Flibanserin, sold under the brand name Addyi, was approved last summer and was touted as a victory for women suffering from low sexual desire.
But the new research found that the drug's benefits are minimal.
"What we found was that women had on average 2.5 satisfying sexually events per month before entering the study and flibanserin added one half additional satisfying sexual events per month," said senior study author Ellen T.M. Laan, Ph.D., professor of sexology and psychosomatic gynecology at the University of Amsterdam, in the Netherlands.
What's more, the drug was associated with a number of side effects, quadrupling the risk of dizziness and sleepiness and more than doubling the chance of nausea. The drug also increased the risk of fatigue by more than half.
For the study, the researchers reviewed eight clinical trials -- five published and three unpublished -- that included almost 6,000 women.
The controversy around flibanserin is nothing new. The drug had been rejected twice by the FDA before receiving approval, and still faced criticism when it was cleared to market last summer.
"The FDA's own internal reviewers had recommended for rejection," Dr. Tara Narula told "CBS This Morning." "The concern is that it has limited efficacy or benefit ... significant side effects, and possibly a lack of science to elucidate the bigger picture when this drug goes into the real world," including possible interactions with other medications or health conditions.
Narula pointed out that demand for the drug did not really live up to what was expected, which might be partly attributed to the potential risks. Only 227 prescriptions for flibanserin were filled in its first few weeks on the market, Bloomberg reported.
It's also difficult, Narula said, to know how much influence advocacy groups like Even the Score -- which campaigned "to level the playing field when it comes to the treatment of women's sexual dysfunction" -- had in the FDA's decision to approve the drug.
"I think it's going to be really hard to tease out if there was political pressure or if the advocacy campaign Even the Score, that was very strong around the time of the approval, had anything to do with the FDA's decision," she said.
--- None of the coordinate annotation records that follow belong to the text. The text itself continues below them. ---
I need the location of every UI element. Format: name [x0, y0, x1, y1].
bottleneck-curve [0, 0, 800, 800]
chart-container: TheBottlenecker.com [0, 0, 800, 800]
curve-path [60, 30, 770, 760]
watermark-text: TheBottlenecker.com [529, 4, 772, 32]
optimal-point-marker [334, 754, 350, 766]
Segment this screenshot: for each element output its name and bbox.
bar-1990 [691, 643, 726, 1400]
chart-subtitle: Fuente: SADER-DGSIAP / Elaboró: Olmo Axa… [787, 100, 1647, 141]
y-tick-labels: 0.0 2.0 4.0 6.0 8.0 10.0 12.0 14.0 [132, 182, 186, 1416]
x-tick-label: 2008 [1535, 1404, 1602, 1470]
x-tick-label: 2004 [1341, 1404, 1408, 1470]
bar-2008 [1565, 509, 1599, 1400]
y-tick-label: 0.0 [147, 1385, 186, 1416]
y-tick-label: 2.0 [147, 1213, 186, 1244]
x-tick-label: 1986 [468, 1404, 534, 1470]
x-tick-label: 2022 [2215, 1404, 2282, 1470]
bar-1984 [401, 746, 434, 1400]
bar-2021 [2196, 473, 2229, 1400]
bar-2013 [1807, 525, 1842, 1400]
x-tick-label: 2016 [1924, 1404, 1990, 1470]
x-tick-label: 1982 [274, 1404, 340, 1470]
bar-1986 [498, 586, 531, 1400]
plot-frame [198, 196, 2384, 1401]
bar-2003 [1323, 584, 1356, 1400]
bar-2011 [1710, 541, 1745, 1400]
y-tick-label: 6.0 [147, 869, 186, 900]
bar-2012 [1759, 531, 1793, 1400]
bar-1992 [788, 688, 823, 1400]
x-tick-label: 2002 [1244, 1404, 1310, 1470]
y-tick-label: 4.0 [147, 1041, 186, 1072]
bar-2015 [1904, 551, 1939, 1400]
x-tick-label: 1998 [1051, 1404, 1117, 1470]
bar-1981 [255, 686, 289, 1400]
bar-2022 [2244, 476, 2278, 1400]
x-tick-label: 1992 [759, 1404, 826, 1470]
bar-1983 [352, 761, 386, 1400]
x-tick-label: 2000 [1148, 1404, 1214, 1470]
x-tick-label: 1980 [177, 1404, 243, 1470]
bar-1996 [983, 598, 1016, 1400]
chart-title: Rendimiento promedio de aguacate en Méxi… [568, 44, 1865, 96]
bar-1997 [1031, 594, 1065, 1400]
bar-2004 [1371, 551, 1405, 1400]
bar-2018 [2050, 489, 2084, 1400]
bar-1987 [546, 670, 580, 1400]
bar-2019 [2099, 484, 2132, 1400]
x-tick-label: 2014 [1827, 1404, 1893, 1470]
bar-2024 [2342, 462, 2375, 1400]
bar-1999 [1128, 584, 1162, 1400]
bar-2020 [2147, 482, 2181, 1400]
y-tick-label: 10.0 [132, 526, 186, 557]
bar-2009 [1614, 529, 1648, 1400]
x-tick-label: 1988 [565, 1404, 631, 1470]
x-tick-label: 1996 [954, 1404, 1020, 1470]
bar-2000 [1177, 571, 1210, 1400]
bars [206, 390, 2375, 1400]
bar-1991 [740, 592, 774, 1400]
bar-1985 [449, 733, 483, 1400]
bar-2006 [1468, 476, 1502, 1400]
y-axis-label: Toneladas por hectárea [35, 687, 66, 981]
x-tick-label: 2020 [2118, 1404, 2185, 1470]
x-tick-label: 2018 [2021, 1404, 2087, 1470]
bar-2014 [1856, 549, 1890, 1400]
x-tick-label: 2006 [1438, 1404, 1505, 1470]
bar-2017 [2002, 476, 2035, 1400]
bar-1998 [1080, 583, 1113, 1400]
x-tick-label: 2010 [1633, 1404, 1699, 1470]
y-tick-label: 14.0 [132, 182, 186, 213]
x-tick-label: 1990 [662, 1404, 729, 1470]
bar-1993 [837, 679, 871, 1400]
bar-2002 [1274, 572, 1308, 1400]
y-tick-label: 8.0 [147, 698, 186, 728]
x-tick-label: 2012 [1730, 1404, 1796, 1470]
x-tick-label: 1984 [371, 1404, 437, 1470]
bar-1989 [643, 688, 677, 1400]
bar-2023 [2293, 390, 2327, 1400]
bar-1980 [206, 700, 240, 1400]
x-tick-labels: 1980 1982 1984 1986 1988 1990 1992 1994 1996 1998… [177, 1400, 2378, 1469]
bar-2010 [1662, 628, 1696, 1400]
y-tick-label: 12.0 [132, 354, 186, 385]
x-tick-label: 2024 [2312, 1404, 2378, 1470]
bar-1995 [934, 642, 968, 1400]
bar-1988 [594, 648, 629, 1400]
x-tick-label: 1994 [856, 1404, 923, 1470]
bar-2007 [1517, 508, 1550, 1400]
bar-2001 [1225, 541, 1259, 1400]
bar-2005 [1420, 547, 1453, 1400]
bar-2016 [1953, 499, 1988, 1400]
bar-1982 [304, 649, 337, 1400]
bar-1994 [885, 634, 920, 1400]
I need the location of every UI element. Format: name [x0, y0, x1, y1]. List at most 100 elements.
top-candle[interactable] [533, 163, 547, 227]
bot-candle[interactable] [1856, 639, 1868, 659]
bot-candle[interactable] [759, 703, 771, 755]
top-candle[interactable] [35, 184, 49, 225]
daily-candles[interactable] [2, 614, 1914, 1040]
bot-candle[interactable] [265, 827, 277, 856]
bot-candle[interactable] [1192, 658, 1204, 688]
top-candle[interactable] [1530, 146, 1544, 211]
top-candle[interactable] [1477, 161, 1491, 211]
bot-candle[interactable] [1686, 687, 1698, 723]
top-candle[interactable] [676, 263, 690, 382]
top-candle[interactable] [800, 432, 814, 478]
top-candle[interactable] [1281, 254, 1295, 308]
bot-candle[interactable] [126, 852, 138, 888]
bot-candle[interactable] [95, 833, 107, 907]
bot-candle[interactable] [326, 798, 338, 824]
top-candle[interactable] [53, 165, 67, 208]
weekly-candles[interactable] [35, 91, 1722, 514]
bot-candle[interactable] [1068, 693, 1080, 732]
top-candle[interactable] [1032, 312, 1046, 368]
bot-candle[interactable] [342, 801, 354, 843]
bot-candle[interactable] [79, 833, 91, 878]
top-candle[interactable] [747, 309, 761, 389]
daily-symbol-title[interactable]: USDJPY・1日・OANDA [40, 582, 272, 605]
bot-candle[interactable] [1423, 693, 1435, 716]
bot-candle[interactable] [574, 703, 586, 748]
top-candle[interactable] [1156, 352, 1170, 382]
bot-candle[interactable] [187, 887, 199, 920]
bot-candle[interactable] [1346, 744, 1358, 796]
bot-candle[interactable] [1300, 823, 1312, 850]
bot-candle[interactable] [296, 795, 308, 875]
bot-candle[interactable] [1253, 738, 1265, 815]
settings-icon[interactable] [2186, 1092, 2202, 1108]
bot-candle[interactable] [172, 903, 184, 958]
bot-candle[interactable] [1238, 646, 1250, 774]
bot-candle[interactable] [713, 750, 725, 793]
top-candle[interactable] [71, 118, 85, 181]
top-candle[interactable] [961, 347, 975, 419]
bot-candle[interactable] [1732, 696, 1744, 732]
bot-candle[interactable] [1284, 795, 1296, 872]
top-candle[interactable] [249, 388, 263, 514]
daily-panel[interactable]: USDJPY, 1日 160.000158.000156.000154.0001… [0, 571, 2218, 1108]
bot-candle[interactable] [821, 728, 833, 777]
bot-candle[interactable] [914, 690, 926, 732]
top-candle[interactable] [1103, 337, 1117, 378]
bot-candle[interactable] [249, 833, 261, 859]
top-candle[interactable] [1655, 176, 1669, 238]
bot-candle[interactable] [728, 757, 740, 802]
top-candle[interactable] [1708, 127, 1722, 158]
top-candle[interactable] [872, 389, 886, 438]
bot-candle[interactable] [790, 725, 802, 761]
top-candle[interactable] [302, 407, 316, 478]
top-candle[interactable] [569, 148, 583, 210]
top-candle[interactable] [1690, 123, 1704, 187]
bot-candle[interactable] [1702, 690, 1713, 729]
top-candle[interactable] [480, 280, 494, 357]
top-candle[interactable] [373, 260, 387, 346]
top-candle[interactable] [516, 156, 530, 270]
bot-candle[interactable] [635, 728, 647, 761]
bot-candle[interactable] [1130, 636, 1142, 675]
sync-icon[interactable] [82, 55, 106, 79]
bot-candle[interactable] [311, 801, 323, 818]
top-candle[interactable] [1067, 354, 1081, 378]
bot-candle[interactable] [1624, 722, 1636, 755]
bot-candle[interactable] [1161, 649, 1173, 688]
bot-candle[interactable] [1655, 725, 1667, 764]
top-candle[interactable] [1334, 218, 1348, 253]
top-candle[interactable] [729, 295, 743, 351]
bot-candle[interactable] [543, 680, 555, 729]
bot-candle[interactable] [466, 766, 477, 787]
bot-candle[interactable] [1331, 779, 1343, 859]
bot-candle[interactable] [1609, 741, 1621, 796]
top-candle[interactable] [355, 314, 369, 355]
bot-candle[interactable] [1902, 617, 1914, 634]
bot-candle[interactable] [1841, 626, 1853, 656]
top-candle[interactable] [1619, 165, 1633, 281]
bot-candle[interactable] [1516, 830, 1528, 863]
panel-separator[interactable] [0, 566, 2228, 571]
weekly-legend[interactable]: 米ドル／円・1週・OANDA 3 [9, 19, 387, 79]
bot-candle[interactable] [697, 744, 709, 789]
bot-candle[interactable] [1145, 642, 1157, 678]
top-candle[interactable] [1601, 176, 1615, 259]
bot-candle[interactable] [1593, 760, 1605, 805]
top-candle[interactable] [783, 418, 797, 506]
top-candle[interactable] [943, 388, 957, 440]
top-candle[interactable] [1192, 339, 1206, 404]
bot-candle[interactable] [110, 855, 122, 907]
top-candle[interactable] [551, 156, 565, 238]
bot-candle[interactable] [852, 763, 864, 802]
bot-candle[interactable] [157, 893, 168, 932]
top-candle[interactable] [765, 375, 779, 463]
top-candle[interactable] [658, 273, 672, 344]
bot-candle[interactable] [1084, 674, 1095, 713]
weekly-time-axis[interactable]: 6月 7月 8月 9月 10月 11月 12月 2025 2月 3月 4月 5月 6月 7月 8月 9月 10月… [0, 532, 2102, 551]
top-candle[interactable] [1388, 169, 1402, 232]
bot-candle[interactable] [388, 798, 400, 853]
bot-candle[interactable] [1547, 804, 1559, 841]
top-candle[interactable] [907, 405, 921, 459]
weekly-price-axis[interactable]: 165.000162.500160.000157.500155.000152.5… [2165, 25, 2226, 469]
The drug was rejected in 2009 and in 2013. Two years later, when the drug was finally approved, there was not much additional scientific data available on its risks and benefits.
"The question really remains how much that PR and advocacy push to the media, to the FDA and to Congress had on this decision," Narula said.
Valeant Pharmaceuticals, which bought Addyi from Sprout Pharmaceuticals for $1 billion, said in a statement that it disagreed with the methodology used in the JAMA review.
"It is crucial that women suffering from HSDD are able to speak to their physicians about the full range of options -- including medical treatment -- to manage this serious and well-established condition," said Valeant Chief Medical Officer Dr. Tage Ramakrishna.
In an accompanying editorial in JAMA Internal Medicine, Dr. Steven Woloshin and Dr. Lisa M. Schwartz argued that the FDA's decision to approve the drug came too soon.
"The flibanserin saga is unsatisfying. The FDA approved a marginally effective drug for a non-life-threatening condition in the face of substantial -- and unnecessary -- uncertainty about its dangers," they wrote. "Women with distressing sexual desire problems need good treatments. We all need a drug approval process that delivers good decisions based on adequate evidence."